Oh, that. I have it, they have this promotion by which they waive the $49.99 activation fee and they give you the DHPP for 18 months, if you sign an 18 months commitment. But that doesn't help me right now, if they say that there is no problem...


----------



## BobaBird (Mar 31, 2002)

harsh said:


> It is notable that my 508 reads about 5-6 points lower across the board and it doesn't read some transponders that the 921 does.


The 50x line doesn't have an 8PSK tuner so it can't read the transponders that carry the HDTV channels. And you're right about the spotbeams.


----------



## Torn10 (Sep 4, 2006)

fumunda said:


> Hello Folks,
> 
> We just got upgraded to the VIP622 receiver. I asked the install tech to show me what the signal strength was for each of the 3 satellites. It was something like 90, 70, 65. I asked him what the lowest acceptable signal was since we were upgrading to HD and he said 60. I've searched the FAQ's and the forums here for about 45 minutes and didn't find any recommendations on the subject. Was this guy pulling my leg?
> 
> ...


I just upgraded to the ViP211-HD receiver and I am having the same problem as you are with the blurry HD Channels. I have my receiver set on 1080i. I cannot remember what my previous model number was but it was over 1.5 years old. I know that it is a HD program because Sunrise Earth is one of them where I can see the pixels which make it look blurry. My previous receiver was awesome. I am very unhappy with the quality of the new one.


----------



## Mark Lamutt (Mar 24, 2002)

Torn10 - make sure that your receiver is set to 1080i. What you describe sounds very much like it's set to 480p (yes, I know that you said you have it set to 1080i...) 

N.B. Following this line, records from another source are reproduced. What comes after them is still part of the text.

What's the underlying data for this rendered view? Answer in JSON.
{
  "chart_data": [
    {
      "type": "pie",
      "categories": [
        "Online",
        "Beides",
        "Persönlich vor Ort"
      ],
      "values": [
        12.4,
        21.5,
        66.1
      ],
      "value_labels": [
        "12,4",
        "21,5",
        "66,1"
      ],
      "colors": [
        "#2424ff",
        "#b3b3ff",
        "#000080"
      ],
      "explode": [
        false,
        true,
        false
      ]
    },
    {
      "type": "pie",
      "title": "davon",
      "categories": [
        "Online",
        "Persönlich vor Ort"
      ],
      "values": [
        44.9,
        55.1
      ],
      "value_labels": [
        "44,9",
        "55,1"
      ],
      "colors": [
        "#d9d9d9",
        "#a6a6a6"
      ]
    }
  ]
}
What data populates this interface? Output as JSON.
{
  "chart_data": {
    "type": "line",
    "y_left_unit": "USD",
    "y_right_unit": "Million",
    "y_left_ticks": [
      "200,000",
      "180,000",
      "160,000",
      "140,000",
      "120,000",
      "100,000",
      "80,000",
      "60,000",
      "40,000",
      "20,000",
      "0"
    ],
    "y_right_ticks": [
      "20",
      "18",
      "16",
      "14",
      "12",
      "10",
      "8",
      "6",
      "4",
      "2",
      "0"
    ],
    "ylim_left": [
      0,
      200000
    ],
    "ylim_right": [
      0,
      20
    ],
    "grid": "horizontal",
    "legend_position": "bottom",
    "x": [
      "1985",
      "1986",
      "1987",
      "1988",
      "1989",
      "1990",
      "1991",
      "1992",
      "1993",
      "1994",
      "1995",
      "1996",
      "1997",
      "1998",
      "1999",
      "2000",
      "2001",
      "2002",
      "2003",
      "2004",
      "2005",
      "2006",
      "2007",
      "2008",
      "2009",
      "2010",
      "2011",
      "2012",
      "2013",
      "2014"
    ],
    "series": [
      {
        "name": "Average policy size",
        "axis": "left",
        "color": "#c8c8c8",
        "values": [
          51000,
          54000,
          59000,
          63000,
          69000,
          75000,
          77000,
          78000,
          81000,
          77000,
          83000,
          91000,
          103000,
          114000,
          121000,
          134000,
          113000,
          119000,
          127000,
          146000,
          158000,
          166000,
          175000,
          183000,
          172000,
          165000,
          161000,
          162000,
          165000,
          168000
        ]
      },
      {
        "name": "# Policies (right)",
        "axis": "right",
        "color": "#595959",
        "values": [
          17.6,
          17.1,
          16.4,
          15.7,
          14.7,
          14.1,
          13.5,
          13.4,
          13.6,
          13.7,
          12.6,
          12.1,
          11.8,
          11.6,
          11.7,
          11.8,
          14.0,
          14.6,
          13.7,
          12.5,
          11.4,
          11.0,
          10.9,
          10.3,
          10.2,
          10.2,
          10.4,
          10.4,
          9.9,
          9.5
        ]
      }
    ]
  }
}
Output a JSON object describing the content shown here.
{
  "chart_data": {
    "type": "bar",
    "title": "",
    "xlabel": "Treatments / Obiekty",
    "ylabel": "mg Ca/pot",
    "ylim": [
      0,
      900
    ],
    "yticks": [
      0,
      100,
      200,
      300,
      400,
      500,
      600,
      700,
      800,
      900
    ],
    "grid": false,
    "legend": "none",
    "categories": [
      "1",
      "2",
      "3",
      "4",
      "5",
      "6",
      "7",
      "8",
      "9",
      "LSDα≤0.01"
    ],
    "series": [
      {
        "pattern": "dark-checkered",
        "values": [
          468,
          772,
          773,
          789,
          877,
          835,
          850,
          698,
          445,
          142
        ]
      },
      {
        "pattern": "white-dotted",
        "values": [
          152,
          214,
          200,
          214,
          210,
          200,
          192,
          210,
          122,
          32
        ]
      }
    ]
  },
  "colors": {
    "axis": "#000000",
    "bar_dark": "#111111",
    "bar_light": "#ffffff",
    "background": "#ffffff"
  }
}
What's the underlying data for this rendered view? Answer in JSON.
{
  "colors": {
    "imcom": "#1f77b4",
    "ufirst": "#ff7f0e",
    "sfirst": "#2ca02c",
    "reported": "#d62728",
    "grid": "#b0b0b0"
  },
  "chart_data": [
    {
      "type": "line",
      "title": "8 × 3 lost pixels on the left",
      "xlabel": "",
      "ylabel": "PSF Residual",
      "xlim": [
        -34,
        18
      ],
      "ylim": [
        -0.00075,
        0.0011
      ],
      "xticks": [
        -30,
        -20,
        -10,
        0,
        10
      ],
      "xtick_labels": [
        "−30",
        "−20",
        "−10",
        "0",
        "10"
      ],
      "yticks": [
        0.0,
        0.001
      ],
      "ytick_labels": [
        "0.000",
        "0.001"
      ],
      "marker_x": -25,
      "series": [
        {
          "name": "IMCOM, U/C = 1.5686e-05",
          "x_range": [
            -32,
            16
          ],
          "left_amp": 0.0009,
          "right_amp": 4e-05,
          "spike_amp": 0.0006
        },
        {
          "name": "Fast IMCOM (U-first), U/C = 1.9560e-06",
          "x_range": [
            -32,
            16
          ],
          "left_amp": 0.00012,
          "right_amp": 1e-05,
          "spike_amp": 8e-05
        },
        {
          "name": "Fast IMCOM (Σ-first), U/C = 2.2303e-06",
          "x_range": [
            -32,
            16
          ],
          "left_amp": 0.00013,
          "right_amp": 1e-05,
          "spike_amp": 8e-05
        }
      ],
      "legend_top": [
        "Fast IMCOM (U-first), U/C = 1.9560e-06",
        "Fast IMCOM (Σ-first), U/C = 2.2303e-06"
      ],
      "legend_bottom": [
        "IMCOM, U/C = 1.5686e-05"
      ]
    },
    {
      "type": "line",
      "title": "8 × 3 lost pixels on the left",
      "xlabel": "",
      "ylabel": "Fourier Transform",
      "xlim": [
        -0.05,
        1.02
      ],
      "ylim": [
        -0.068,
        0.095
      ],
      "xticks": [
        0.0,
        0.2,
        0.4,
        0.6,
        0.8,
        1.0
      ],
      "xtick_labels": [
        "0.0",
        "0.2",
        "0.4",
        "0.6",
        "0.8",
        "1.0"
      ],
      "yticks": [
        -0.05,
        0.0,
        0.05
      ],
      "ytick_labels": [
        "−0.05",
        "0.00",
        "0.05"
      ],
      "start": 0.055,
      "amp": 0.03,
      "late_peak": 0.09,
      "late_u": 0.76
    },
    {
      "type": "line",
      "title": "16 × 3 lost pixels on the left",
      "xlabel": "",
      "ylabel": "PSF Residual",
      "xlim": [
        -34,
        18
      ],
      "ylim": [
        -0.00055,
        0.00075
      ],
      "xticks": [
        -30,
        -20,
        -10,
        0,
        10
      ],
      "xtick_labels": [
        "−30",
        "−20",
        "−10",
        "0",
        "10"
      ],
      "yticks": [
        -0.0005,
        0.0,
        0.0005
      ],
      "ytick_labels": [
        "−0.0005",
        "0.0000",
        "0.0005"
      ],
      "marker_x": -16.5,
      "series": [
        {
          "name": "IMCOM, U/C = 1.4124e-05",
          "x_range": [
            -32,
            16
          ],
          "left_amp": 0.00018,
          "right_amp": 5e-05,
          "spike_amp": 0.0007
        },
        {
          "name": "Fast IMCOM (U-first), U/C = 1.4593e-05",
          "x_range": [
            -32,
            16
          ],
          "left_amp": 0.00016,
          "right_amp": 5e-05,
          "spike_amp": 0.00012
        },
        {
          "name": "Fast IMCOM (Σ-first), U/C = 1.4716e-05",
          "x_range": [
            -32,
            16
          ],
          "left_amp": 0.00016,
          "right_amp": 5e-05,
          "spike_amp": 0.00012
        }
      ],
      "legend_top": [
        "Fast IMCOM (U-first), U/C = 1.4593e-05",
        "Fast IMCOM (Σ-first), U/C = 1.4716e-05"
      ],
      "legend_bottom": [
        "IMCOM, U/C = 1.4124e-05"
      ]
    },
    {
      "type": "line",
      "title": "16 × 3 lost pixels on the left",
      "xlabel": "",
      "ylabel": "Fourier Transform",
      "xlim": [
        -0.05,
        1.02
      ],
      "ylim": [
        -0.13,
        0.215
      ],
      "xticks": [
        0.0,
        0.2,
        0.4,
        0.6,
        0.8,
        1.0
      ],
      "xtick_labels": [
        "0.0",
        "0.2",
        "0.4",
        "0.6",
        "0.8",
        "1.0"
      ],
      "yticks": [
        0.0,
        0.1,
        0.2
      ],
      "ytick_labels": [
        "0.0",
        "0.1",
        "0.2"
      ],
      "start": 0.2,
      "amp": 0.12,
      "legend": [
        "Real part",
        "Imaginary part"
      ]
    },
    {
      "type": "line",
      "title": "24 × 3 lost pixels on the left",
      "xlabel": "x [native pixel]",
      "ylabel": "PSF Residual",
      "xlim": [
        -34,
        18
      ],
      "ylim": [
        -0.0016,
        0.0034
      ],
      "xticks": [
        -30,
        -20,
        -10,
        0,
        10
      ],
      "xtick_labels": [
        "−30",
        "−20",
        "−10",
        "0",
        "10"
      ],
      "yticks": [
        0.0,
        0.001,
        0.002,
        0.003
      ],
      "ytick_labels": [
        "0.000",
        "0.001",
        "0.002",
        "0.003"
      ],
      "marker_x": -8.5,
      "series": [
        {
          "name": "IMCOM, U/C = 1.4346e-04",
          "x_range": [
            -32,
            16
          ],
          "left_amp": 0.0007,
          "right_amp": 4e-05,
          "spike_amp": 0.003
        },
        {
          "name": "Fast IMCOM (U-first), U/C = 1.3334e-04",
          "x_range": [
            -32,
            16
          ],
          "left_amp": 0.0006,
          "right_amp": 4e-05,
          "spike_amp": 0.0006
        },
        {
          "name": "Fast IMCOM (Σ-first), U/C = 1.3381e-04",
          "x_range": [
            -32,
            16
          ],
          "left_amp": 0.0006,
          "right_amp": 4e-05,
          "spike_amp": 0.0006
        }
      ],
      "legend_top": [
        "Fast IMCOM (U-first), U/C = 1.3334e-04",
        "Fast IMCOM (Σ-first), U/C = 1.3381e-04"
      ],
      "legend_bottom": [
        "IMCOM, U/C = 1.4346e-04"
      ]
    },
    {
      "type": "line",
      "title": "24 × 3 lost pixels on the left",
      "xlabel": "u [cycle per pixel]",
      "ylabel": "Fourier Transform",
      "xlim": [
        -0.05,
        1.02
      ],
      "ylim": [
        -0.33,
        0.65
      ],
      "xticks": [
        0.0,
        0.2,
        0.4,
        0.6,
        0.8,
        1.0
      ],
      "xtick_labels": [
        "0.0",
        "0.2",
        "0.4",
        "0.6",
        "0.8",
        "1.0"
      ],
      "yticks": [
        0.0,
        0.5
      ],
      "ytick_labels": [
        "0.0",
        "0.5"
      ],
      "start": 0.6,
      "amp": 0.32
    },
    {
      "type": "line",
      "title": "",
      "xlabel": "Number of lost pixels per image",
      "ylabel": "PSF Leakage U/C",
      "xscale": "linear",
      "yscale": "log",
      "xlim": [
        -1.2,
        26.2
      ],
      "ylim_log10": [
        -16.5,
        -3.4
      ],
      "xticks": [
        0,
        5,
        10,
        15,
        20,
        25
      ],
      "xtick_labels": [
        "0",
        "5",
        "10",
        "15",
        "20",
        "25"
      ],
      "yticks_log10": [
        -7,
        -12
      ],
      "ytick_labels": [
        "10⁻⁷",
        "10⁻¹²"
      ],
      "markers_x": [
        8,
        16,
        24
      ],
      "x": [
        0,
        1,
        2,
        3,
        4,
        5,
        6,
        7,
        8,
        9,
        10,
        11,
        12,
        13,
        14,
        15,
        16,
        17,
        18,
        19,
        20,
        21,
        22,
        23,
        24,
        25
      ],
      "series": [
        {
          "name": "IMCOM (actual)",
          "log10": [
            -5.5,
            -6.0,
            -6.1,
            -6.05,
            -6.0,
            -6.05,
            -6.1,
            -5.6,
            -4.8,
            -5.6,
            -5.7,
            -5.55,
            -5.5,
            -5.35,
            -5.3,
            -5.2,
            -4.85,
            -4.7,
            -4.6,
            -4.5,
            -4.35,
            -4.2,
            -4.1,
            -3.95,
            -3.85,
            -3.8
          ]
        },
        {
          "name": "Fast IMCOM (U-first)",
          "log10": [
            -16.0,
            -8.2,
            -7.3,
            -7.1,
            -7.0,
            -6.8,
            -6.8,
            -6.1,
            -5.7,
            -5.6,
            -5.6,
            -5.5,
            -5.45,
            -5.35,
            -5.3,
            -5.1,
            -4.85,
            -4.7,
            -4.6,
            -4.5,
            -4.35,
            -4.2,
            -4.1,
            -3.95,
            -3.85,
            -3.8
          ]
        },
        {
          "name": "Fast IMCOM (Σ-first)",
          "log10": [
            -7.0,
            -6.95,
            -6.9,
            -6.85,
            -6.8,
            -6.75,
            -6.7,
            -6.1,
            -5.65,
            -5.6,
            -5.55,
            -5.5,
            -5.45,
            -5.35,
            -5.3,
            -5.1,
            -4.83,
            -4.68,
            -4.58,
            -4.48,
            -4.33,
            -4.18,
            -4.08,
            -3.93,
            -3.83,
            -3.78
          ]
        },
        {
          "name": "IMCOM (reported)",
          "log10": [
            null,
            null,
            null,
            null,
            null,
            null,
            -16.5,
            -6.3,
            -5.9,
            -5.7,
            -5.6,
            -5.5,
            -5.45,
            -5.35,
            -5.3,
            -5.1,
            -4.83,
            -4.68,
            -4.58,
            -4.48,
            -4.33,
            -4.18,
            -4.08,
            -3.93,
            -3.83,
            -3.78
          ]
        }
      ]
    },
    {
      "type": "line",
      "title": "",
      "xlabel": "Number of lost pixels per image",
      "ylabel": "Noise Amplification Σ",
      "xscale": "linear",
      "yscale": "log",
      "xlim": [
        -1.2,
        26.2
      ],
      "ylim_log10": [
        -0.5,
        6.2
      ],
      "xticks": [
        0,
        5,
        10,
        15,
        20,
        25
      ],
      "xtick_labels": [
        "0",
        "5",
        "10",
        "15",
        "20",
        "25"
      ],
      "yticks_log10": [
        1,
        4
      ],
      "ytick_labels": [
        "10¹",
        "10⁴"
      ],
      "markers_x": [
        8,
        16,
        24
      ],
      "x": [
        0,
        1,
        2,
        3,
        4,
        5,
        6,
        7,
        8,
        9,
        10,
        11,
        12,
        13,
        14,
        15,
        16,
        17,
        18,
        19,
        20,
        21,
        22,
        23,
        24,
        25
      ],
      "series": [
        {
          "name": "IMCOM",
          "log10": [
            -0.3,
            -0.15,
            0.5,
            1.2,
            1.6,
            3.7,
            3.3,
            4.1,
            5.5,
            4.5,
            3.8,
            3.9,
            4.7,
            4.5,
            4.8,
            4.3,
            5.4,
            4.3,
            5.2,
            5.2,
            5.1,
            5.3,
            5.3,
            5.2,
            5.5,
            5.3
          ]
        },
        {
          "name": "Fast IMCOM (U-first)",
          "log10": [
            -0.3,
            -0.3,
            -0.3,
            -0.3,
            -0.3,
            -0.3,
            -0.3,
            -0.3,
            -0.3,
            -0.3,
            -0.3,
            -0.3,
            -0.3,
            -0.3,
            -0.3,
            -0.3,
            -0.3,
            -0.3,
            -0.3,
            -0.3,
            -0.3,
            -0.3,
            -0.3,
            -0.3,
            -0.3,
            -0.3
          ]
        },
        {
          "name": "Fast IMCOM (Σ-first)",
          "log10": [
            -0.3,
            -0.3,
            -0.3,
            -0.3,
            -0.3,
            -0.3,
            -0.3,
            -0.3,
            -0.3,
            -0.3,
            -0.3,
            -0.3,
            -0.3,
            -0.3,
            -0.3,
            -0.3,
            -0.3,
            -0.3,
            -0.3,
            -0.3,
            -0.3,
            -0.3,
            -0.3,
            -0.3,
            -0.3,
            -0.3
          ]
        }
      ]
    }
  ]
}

If you can see the individual pixels, then you either have a huge television, are right up next to the screen, or aren't watching at 1080i. Sunrise Earth from my 622 is crystal clear. I'm watching on a 51" Sony rear projection set via component video.


----------



## Torn10 (Sep 4, 2006)

Mark Lamutt said:


> Torn10 - make sure that your receiver is set to 1080i. What you describe sounds very much like it's set to 480p (yes, I know that you said you have it set to 1080i...)
> 
> If you can see the individual pixels, then you either have a huge television, are right up next to the screen, or aren't watching at 1080i. Sunrise Earth from my 622 is crystal clear. I'm watching on a 51" Sony rear projection set via component video.


I have a 50" Pioneer Plasma set via HDMI. I know its on 1080i because my tv will show in the upper right hand corner that it is 1080i. I also checked on the 211 and yes it was set on 1080i. My previous receiver was 811, I called Dish and they told me what I had before. That receiver was crystal clear on Sunrise Earth. I can't figure out why the 211 would be different. I have engineering trying to help. I haven't heard from them in about 3 days though. Maybe I will try the 622. Any other thoughts on helping me?


----------